The framers of the U.S. Constitution devised a system of government known as representative democracy. We elect individuals to represent our interests in Congress.
The House of Representatives is known as the "People's House" for two reasons. First, it was the only arm of government to be elected directly by the people until the 17th Amendment, ratified in 1913, made the Senate a directly elected body. Second, members represent small districts and must face voters every other year to "renew" their membership. All spending bills must originate in the House, according to the Constitution.

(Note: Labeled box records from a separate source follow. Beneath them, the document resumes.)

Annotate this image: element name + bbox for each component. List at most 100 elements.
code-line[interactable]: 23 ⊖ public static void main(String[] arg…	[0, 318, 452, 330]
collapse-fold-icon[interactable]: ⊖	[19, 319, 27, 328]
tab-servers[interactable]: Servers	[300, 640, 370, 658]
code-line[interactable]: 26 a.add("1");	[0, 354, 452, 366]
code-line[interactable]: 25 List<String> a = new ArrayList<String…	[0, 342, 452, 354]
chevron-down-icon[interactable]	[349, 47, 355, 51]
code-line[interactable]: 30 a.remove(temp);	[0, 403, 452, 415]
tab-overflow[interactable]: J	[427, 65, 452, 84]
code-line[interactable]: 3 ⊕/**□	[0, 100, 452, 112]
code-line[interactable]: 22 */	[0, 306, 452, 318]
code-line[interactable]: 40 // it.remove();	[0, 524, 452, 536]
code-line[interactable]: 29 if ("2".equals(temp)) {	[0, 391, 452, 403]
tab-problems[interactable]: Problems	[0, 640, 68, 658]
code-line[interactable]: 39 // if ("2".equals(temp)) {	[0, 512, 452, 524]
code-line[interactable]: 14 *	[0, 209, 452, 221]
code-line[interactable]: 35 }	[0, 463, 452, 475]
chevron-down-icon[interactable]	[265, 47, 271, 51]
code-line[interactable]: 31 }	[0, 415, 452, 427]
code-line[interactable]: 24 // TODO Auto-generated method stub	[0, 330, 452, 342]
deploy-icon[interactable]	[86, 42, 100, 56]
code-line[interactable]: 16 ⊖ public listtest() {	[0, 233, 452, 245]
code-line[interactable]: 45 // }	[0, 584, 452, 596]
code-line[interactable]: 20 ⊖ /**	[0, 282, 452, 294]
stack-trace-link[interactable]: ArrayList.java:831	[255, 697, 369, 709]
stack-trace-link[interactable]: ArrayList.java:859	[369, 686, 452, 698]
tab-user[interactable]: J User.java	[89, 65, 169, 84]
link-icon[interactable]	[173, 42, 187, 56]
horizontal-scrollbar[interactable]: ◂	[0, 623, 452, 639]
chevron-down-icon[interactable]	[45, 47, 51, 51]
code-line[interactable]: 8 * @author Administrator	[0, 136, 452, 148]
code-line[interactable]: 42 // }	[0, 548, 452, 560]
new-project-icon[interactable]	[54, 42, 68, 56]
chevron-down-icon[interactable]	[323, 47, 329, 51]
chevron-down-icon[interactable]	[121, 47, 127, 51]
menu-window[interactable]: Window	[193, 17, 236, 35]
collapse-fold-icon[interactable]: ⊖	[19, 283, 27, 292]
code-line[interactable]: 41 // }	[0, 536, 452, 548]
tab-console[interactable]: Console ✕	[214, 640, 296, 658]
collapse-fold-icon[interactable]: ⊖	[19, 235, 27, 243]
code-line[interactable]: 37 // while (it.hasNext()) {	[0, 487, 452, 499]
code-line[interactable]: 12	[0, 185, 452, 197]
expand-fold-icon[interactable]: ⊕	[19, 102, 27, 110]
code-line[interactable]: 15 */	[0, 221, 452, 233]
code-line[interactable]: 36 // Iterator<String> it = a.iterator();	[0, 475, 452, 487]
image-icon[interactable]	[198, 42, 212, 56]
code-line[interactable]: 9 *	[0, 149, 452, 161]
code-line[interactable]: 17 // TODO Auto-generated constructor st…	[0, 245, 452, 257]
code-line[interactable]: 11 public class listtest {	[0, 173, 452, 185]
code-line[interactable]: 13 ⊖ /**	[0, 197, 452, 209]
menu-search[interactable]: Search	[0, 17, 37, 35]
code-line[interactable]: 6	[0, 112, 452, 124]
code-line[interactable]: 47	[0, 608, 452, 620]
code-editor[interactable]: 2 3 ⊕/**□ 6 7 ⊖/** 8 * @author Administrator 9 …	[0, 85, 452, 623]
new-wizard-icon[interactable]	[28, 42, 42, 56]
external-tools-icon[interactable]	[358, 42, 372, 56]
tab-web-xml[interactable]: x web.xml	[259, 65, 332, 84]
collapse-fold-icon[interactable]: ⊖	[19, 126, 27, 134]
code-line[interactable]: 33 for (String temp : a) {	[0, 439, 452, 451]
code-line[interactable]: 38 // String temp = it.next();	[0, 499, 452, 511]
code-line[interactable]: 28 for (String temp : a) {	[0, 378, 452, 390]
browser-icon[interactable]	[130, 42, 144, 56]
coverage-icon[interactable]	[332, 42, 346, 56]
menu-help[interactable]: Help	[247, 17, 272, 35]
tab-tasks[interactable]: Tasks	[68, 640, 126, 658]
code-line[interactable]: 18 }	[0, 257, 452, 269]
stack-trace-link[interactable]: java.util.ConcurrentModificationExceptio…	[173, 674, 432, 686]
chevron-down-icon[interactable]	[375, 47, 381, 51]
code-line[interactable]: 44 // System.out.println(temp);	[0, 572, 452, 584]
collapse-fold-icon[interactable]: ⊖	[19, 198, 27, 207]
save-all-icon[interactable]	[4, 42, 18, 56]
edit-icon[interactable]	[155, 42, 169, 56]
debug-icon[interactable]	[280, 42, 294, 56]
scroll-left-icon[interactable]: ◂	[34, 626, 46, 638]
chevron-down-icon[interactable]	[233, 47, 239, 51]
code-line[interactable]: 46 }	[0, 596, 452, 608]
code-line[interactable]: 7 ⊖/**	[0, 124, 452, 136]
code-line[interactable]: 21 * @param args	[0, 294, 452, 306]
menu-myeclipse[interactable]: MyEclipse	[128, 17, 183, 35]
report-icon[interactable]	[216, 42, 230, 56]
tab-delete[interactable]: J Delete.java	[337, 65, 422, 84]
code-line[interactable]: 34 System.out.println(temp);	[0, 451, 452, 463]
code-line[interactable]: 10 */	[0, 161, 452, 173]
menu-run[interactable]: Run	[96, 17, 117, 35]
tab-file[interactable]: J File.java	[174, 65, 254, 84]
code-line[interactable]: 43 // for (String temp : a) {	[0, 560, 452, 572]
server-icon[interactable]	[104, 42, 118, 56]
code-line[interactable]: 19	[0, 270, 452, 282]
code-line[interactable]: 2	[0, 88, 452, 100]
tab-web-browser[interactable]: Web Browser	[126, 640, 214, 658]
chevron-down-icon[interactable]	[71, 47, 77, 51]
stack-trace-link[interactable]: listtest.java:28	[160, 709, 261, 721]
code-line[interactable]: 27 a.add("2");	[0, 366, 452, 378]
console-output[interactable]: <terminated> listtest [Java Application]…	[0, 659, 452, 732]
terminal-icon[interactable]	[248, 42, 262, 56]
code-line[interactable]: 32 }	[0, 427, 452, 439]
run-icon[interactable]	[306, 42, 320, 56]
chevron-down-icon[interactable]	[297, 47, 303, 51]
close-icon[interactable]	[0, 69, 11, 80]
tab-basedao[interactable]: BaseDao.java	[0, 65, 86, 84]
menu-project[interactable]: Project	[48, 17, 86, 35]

Newly elected representatives may come to Washington with high ideals and lofty principles. Then they're confronted with a big pool of money that's there for the taking. If they don't claim it, someone else will. In this world, thrift isn't a virtue. The meek don't inherit anything. The only question is which districts will win the jackpot.
Economist John Cogan, a senior fellow at the Hoover Institution and professor of public policy at Stanford University, sees the budget process as an illustration of the "Tragedy of the Commons," a concept first enunciated by biologist Garrett Hardin in a 1968 essay published in Science magazine.
Hardin showed how individuals, acting in their own self- interest, will deplete a commonly owned resource — a forest or grazing land, for example — even if it's in everyone's long- term self-interest to preserve it. "Freedom in a commons brings ruin to all," Hardin wrote.
Two decades ago, Cogan looked at the history of government spending and the budget process and found "the powerful role the commons problem played in producing deficits."